On a recent project for a clinic client, the first version answered medical-adjacent questions from general knowledge. That is exactly what you do not want. The fix was not a better prompt. It was retrieval: pull the actual approved content first, then ask the model to answer using only that content.

RAG is just retrieval plus discipline

Retrieval augmented generation sounds heavier than it is. You chunk your source documents, turn each chunk into an embedding (a vector of numbers that captures meaning), and store those vectors. When a user asks something, you embed their question the same way, find the closest chunks by vector similarity, and paste those chunks into the prompt as context. The model answers from what you handed it.

The two decisions that actually matter are chunk size and what you retrieve. Chunks that are too big bury the relevant sentence in noise and burn tokens. Chunks that are too small lose context and the model stitches together fragments badly. I usually land on a few hundred tokens per chunk with some overlap, then test against real questions rather than guessing. For storage, I have used pgvector inside an existing Postgres instance on smaller projects because it means one less service to run, and a dedicated vector database only when scale or filtering needs justify it.

Grounding is the discipline part. The system prompt has to tell the model to answer from the provided context and to say it does not know when the context does not cover the question. That single instruction is the difference between a feature you can put in front of customers and one your support team has to apologize for.

Streaming, prompt caching, and the cost math

Streaming is not a nice-to-have, it is what makes the feature feel alive. In Next.js I stream tokens from a server route straight to the client so the answer appears as it is generated instead of after a long pause. It also sidesteps request timeouts on longer answers. The Anthropic SDK has a helper that collects the full message at the end, so you get the streamed experience and still have the complete response to log or store.

Cost and latency are where projects quietly get expensive. The retrieved context and your system prompt are often the same across many requests, and you pay to process them every single time. Prompt caching fixes this: a cached prefix reads back at roughly a tenth of the input price. The catch is that caching is a prefix match, so any byte change near the front invalidates everything after it. I keep the stable parts (the instructions, the frozen system prompt) at the very start and put the volatile part (the user question) last. Drop a timestamp into the system prompt and you have silently turned caching off.

Model choice is the other lever. You do not need your most capable model for every call. Routing simple classification or short replies to a cheaper, faster model and reserving the expensive one for the actual reasoning keeps both the bill and the latency down. I decide this per route, not once for the whole app.

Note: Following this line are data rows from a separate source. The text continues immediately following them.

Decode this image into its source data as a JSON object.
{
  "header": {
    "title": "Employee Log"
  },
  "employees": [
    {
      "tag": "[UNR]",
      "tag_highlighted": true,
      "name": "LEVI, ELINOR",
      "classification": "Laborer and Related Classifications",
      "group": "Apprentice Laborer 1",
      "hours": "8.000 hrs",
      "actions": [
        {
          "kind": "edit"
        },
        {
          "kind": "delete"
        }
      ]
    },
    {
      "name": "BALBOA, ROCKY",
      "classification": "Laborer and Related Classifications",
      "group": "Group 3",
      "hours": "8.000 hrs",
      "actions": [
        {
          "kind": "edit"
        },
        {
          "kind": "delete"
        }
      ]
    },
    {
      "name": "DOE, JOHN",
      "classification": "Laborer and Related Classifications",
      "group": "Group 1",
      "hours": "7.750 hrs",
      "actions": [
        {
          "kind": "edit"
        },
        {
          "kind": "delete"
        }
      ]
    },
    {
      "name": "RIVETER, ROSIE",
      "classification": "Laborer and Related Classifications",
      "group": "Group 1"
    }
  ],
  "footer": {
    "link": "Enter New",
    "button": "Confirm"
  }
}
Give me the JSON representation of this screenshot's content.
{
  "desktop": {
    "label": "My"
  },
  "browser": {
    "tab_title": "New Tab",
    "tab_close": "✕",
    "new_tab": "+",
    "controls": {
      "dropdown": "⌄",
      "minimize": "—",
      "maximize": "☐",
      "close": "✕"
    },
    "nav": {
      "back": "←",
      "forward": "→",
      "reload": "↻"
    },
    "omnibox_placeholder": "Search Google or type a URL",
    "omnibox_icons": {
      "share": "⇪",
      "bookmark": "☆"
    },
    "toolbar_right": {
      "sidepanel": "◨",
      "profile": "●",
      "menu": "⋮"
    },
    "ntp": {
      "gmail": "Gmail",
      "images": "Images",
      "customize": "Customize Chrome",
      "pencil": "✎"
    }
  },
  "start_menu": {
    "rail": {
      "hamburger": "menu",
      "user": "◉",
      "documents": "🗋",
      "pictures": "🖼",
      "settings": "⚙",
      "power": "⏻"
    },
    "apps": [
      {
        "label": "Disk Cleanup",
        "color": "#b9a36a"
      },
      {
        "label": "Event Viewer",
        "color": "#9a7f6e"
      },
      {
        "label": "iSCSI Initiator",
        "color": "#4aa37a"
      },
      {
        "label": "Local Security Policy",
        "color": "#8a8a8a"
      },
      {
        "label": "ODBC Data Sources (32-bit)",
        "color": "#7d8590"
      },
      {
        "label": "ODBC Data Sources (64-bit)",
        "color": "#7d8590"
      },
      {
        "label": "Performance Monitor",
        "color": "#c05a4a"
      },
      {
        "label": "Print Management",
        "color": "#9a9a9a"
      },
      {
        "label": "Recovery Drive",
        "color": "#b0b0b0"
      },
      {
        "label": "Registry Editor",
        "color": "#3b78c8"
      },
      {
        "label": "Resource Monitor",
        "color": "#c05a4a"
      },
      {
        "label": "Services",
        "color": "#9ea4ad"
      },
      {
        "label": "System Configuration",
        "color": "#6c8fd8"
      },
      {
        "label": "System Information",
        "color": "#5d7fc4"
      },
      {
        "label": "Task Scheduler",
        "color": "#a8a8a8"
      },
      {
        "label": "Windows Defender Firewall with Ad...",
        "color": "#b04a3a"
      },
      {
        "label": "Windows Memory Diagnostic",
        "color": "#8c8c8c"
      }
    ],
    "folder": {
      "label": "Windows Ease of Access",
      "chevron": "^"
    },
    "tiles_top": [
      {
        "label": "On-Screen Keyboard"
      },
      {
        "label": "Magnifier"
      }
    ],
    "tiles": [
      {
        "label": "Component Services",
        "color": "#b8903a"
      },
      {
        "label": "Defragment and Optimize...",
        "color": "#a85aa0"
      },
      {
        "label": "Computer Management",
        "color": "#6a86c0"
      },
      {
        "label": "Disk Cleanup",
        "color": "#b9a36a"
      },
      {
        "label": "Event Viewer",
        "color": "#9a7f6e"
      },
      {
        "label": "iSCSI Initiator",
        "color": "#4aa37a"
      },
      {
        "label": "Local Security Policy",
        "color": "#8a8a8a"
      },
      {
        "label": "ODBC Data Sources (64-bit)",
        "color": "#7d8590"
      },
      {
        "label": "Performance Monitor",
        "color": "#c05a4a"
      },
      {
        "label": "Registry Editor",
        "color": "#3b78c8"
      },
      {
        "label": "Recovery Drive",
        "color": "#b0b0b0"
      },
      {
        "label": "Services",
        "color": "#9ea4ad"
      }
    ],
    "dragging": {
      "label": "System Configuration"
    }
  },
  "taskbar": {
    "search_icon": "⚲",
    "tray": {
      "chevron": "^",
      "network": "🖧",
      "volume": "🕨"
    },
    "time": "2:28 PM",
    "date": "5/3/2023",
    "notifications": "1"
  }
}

What separates shipped from demoed

The features that survive contact with users all share the same traits. They ground answers in real data so the model cannot freelance. They handle the empty case, where retrieval finds nothing relevant, by saying so instead of inventing an answer. They stream so the wait feels short. And they cache aggressively so a popular feature does not become a budget problem.

None of that shows up in a demo. A demo just needs one good question and one good answer. A shipped feature needs to be right, affordable, and fast across thousands of questions you did not anticipate. That is the work, and it is mostly engineering judgment rather than model magic.